Um templo também pode ter um Ka, uma pirâmide também pode tê-lo e, no caso dos deuses, devido aos seus múltiplos poderes, os Kas podem ser muitos. Até 14 Kas diferentes são atribuídos a Ra: dois para cada nível do septenário:

  1. Ka de subsistência – alimento (Físico)
  2. ka dos ka – poder criador dos alimentos (Energético puro)
  3. Ka da valentia – força (Emocional)
  4. Ka do fresco – prosperidade (Mental concreto)
  5. Ka da consideração – penetração (Mente Superior)
  6. Ka do resplendor – iluminação (intuição)
  7. Ka da venerabilidade – vassalagem (O Divino)

Ra, Tumba de Nefertari. Domínio Público

Há sacerdotes do Ka, e eles são responsáveis por fornecer alimentos e oferendas ao Ka dos defuntos. A mumificação, como já antecipámos, não visa a ressurreição do corpo, mas, de alguma forma, vincular o morto à comunidade. É um assunto de Estado, pelo menos no início da história do Egito. É por isso que as altas qualidades do falecido, os seus serviços ao faraó, os seus méritos, são refletidos nos túmulos, que o fazem ser admirado pela comunidade e levado em consideração como seres superiores, permitindo que ativem as energias do Ka para continuar beneficiando a comunidade.

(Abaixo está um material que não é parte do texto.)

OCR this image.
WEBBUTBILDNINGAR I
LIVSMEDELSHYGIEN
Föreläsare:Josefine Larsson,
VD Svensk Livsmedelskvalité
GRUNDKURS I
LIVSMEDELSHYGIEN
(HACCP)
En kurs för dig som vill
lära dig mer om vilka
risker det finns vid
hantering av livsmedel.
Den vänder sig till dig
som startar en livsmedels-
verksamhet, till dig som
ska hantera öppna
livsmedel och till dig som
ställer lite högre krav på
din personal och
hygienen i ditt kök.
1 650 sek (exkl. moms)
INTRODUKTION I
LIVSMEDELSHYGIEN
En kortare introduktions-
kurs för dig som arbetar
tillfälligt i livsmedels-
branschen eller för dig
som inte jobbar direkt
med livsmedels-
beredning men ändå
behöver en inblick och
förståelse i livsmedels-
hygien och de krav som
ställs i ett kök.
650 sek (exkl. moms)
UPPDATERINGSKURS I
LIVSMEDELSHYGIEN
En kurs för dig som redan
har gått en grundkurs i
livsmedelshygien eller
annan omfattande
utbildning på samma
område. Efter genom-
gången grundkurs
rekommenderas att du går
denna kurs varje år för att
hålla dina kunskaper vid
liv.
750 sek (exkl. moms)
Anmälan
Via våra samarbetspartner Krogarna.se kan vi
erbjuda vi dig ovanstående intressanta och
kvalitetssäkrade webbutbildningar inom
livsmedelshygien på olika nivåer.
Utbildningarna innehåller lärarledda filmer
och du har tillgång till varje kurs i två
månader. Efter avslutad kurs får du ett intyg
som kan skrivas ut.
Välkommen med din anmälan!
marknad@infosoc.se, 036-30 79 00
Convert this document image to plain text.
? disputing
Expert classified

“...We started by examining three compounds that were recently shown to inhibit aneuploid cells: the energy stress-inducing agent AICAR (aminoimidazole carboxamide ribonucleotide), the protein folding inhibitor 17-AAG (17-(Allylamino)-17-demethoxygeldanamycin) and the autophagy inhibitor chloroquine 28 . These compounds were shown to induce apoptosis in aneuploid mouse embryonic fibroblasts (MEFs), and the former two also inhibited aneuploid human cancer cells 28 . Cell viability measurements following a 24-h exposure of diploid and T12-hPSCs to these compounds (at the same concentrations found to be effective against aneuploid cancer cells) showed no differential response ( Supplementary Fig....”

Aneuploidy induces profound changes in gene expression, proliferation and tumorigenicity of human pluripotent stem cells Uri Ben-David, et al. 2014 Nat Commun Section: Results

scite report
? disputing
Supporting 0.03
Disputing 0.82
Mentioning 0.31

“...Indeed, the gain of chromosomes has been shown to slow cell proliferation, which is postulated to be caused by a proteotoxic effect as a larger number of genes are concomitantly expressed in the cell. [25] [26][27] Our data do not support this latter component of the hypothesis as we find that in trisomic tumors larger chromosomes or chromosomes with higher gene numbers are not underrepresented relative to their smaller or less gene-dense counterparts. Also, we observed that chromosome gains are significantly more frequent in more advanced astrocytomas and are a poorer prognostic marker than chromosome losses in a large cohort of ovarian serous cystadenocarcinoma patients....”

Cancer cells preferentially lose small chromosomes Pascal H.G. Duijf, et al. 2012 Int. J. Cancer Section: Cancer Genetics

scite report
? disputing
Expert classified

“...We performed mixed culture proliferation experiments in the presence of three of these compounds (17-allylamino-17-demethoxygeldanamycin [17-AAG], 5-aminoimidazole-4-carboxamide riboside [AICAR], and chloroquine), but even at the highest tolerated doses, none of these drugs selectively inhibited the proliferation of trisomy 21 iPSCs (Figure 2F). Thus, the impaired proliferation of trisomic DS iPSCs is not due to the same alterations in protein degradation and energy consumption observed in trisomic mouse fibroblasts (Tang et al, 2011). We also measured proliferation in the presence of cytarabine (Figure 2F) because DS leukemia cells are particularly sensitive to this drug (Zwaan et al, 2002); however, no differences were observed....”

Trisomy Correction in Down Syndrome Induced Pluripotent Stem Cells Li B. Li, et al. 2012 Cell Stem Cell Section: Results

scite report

Para que sejam úteis a si mesmos e à comunidade, o corpo deve primeiro ser mumificado: é uma homenagem ao defunto e, ao mesmo tempo, um reservatório mágico, uma espécie de bateria, na qual a energia personalizada do Ka pode manifestar-se e irradiar a todo o circundante.

Mantido através de ritos e oferendas, constitui ao mesmo tempo um elo entre este mundo e o outro. É a base do culto aos santos na religião cristã. Apesar de as famílias desaparecerem, os recursos do Estado esgotam-se ou são simplesmente esquecidos. Então, o culto ao Ka do falecido cessa enquanto a sua memória entre os homens, exceto nos casos especiais, é mantida ao longo dos séculos. O Ka do falecido desaparece, desvanece-se, rompendo o fio que o ligava ao país e à tumba, o que não significa que se destrua a existência do falecido como Aj ou espírito luminoso e eterno na sua própria esfera.

Baixo-relevo mostrando personificações de vários nomos (províncias egípcias) entregando ofertas. Grande Templo de Abidos. Creative Commons

O mesmo acontece com os edifícios ou templos religiosos de um deus. Eles são abandonados quando os recursos do Estado não podem mantê-los, e então o seu Ka, a sua energia, desaparece, caindo finalmente na ruína e esquecimento, o que não significa a destruição do deus que se mantinha em contato com essa estrutura, mas com a destruição da energia e eficiência daquele templo.